Wer eine wirklich beeindruckende magisch unheimliche Performance erleben möchte, sollte dies zurzeit nicht in Kunstausstellungen suchen, sondern eine Aufführung des Staatsballetts Berlin im Schillertheater besuchen.
Der als „Chroreograpf of the Year“ ausgezeichnete Spanier Marcos Morau hat mit 30 großartigen Tanzenden eine mystisch gespenstische Inszenierung aufgebaut. Was zunächst mit einem einsamen, verloren auf die Bühne schreitenden Akkordeonspieler beginnt, mündet rasch in ein rhytmisch stampfendes Gruppenbild. Sofort wird klar, dass das Ensemble hier als Ganzes wie ein einziger Organismus lebt und Bewegungen grotesker Art völlig synchron auf die Bühne bringt.


Jede auch noch so skurrile Bewegung erinnert zwar fast an eine Chorea Huntington, wobei jedoch die Synchronizität des Ensembles beweist, dass es bewußt einstudierte Abläufe unter Kontrolle aller beteiligten auch noch so kleinen Muskeln sind.

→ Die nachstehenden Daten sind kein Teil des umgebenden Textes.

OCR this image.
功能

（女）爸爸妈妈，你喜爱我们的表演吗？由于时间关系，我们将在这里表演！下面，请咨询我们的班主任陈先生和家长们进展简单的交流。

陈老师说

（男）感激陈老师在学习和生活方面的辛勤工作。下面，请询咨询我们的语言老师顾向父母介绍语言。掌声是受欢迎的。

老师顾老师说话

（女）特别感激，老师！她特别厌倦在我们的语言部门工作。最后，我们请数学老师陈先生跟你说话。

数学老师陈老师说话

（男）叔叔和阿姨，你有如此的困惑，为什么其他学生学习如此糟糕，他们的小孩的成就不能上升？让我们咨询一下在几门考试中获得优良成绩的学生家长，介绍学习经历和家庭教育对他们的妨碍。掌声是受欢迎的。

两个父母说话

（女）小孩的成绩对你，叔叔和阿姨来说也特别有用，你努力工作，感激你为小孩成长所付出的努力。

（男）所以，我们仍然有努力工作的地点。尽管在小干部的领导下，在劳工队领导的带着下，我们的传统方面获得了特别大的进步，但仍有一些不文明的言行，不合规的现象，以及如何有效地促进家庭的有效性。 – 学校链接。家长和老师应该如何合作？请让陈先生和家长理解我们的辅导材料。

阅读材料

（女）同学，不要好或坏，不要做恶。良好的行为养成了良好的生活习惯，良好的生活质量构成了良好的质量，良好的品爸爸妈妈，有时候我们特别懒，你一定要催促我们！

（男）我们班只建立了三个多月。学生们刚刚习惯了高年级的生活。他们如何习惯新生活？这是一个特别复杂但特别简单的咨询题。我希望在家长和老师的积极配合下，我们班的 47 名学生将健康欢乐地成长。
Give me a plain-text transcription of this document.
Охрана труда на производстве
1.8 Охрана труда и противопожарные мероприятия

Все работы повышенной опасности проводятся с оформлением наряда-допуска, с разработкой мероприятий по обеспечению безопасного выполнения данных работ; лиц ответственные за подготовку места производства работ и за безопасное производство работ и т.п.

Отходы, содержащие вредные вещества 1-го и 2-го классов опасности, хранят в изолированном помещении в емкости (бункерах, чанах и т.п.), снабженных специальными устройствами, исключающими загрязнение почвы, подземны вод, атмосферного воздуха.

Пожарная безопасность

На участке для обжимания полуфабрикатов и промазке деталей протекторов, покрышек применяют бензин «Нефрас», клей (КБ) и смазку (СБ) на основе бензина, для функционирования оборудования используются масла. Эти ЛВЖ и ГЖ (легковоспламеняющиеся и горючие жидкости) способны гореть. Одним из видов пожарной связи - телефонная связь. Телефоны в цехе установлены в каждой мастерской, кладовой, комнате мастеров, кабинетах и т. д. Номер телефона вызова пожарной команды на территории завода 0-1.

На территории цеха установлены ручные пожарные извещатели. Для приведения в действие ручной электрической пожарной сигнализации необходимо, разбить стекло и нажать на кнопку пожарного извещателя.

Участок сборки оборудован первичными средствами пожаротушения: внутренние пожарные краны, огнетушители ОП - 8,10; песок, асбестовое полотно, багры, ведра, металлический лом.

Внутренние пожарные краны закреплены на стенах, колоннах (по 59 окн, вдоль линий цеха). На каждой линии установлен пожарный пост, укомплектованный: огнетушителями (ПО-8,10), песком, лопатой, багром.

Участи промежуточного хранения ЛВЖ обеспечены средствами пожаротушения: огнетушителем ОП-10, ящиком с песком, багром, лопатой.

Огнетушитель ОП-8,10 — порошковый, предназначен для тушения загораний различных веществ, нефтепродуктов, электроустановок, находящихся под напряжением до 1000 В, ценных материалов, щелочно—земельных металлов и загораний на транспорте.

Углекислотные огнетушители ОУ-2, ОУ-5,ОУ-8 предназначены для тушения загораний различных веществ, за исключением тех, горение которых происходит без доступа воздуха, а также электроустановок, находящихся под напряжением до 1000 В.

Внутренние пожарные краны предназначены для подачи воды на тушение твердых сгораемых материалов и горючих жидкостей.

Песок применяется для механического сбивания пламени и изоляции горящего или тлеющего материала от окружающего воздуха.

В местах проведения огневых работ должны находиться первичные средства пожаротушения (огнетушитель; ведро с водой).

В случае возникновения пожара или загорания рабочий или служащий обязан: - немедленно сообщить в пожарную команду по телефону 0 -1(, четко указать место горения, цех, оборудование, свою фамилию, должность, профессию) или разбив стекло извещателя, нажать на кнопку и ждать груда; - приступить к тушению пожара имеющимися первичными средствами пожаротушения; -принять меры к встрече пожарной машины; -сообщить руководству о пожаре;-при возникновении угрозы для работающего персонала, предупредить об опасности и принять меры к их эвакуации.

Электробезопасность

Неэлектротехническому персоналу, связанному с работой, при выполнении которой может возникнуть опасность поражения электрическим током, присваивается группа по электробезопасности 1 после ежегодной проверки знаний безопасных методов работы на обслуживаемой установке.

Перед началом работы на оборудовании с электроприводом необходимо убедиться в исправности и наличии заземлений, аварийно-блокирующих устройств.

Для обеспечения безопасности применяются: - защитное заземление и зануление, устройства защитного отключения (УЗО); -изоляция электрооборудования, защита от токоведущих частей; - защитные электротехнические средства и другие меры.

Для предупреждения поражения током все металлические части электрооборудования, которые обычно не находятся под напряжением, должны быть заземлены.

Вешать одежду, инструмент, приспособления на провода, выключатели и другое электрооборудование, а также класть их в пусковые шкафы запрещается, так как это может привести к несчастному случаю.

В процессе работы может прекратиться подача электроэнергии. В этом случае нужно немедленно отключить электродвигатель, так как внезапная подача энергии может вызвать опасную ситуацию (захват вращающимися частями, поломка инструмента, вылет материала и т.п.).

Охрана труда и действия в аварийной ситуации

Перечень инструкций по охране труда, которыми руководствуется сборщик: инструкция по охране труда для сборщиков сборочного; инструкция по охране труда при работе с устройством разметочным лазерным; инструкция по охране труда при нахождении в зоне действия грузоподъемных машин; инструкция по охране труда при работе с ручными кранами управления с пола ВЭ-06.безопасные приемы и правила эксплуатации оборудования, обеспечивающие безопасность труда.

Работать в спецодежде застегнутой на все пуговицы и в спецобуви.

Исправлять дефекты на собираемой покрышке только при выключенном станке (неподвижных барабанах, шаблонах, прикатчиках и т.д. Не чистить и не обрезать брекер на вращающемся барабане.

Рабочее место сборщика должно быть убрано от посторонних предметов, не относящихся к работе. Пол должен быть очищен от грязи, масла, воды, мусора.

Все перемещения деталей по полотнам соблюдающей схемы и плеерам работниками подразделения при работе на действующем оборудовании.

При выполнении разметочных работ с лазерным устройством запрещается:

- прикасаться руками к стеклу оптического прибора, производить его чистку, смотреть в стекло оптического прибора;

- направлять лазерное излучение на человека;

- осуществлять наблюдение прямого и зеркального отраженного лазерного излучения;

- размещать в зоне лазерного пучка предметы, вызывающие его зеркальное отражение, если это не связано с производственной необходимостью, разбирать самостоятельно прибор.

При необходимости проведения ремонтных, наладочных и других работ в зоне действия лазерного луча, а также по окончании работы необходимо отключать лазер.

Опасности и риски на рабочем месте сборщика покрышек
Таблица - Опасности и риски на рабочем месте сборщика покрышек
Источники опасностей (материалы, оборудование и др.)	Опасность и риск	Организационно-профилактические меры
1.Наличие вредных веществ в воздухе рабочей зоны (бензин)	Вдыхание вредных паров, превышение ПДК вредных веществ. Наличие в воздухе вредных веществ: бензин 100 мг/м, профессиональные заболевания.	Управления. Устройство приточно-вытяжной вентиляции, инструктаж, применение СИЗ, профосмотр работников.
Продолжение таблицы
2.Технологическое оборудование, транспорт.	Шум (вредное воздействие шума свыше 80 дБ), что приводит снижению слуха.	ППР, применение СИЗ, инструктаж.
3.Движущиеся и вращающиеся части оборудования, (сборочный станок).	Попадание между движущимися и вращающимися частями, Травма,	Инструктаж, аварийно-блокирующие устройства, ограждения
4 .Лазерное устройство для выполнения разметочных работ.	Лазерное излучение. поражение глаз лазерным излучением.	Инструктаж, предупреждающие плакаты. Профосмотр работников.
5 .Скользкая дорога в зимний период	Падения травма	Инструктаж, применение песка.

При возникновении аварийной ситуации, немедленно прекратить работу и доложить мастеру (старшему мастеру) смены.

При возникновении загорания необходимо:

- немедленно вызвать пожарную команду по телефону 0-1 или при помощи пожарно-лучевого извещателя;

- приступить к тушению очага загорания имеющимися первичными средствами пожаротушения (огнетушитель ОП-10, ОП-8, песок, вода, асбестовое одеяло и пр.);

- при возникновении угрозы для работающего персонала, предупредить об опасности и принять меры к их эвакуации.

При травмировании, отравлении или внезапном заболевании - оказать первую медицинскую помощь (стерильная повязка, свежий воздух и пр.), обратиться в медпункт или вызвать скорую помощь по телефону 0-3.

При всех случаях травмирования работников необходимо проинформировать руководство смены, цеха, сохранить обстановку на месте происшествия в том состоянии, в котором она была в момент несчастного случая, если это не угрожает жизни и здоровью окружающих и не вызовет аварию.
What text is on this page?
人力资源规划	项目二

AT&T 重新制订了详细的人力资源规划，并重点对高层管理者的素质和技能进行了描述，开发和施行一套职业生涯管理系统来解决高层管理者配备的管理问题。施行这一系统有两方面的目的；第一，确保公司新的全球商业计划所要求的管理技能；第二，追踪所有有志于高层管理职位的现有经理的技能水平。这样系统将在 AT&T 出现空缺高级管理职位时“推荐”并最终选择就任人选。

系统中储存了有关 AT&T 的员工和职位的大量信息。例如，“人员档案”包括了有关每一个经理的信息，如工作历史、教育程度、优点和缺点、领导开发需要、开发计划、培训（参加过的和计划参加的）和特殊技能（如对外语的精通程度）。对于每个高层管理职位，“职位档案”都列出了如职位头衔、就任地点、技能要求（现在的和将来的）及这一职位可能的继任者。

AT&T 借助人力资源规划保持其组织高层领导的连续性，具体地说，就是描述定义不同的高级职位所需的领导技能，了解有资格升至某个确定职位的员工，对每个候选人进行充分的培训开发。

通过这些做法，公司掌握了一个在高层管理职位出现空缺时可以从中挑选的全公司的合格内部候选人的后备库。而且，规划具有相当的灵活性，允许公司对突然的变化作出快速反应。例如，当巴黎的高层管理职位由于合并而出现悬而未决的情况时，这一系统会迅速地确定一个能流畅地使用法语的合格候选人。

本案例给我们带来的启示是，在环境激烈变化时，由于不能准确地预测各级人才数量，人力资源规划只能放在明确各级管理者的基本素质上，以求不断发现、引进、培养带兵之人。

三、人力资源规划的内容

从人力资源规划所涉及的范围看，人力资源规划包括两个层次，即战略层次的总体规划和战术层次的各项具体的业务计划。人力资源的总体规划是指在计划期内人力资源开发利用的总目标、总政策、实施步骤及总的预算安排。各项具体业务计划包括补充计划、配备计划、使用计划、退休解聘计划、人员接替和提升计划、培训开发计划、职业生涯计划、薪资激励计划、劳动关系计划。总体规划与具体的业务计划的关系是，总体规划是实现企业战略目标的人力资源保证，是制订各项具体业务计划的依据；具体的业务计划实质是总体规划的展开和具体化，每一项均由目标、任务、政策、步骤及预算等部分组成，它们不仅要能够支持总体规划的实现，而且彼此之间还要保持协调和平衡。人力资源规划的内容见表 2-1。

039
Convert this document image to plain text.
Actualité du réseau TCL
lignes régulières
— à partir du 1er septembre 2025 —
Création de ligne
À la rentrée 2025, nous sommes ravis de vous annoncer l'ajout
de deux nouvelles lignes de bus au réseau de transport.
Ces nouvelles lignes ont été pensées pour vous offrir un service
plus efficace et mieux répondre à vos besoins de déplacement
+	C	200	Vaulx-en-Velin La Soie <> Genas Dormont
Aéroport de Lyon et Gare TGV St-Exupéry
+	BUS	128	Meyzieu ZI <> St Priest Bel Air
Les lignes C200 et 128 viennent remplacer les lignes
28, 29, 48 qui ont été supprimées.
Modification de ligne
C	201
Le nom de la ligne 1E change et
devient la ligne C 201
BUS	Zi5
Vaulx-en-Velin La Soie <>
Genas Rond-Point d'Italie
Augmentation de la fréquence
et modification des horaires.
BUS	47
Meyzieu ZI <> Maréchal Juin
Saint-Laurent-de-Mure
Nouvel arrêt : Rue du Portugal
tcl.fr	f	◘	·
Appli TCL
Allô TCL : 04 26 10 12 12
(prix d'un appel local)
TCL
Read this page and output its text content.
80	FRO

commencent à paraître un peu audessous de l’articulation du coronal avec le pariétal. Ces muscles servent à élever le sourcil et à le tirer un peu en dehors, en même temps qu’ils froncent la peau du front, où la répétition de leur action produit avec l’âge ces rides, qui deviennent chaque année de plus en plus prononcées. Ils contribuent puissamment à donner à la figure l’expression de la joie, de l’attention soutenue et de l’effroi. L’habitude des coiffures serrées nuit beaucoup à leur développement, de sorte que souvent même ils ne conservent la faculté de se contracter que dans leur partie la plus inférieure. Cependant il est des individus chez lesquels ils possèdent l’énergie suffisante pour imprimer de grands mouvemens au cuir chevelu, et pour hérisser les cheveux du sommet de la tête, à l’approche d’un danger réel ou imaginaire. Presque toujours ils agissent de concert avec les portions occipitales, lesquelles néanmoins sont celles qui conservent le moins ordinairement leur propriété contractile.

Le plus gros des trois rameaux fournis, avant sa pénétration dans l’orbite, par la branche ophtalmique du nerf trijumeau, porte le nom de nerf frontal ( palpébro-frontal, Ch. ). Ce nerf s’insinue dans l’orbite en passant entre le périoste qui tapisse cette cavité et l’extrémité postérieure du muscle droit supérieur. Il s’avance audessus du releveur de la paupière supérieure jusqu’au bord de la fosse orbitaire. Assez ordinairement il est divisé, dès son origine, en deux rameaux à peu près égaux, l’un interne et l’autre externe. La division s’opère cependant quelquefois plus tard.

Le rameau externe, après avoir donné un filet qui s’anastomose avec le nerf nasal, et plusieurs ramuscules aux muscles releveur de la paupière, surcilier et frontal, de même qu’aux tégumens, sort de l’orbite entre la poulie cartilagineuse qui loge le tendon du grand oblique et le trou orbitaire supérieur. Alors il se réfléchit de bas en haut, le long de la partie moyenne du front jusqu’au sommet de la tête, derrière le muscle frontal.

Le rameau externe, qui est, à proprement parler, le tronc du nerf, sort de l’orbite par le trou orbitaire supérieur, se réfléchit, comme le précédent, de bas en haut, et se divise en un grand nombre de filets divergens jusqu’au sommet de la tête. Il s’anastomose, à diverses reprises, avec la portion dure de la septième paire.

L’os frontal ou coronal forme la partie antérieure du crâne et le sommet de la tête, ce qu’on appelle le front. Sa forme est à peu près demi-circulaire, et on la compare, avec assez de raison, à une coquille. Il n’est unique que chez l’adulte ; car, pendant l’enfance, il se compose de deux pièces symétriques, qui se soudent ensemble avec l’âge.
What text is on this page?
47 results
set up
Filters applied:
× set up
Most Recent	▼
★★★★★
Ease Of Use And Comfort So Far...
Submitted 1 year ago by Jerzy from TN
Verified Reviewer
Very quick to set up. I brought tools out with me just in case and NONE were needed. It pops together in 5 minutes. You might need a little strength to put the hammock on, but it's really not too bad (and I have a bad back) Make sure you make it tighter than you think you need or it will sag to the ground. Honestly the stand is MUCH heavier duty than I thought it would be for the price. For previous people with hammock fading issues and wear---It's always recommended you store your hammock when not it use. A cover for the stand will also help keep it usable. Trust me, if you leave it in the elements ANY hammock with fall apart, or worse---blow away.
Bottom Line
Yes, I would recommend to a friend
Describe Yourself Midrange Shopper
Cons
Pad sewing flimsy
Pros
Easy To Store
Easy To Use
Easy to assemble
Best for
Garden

In hautengen und hautfarbenen Ganzkörperanzügen, die mit Symbolen wie Tätowierungen bemalt sind verschwinden die Gender-Grenzen nahezu vollständig. Dazu werden Lederbänder oder schwarze Glitzer-Westen und Galoschen-ähnliche Stiefeletten getragen. eine Reminiszenz an die wilden 20ger Jahre des letzten Jahrhunderts in Berlin. Mit der Musik eines brachialen Elektrosounds in einer Art Gothic-Rock mit Dark-Wave-Elementen bilden die androgynen Körper stets neue faszinierende Bilder und vervollständigen sie durch gruselig abgehackte verfremdete Mimik und Gestik. Ja, es ist laut, aber eine perfekte Verschmelzung von Bewegung und Sound zu einem Ganzen.
Diese ganze unwirkliche traumhafte Welt zieht die Zuschauer in einen 70 minütigen ungetrübten Bann.

Foto: Christian Spuck
Auch wenn die Wunderkammer vorrangig als Ensembleleistung brilliert, ist Leroy Mokgatle hervorzuheben. Sie erhielt gerade als „Darsteller*In Tanz“ den Deutschen Theaterpreis „Faust“. Leroy Mokgatle tanzt sowohl burschikos als auch feminin außergewöhnlich und ist auch in der „Wunderkammer“ mit ihrer besondern nonbinären Körperausdrucksweise zeitweise solo im Vordergrund zu bewundern.
Marcos Morau bekam zuvor recht negative Kritiken aus der Tanzkritikergemeinde. Ausgebildet ist er in Fotografie, Bühnenbild, Kostüm- und Lichtdesign, bevor er zur Theater- und Tanzbühne kam. Daher präsentiert er nicht typische gängige Tanzchoreographien, sondern eher große bewegte Bilder mit bisher nie gesehenem Bewegungsrepertoire. Menschen, die gern Ausstellungen bildender Kunst besuchen, werden dies um so mehr lieben. Der fließende Übergang von künstlerischer Performance zu einem Gesamtkunstwerk aus Musik, tanzenden Menschen und kreativen Bühnenbild ist eher fließend und es wäre großartig, wenn eine gegenseitige Inspiration all diese Genres immer wieder zu so einem Hochgenuss wie der „Wunderkammer“ zusammenführen würde.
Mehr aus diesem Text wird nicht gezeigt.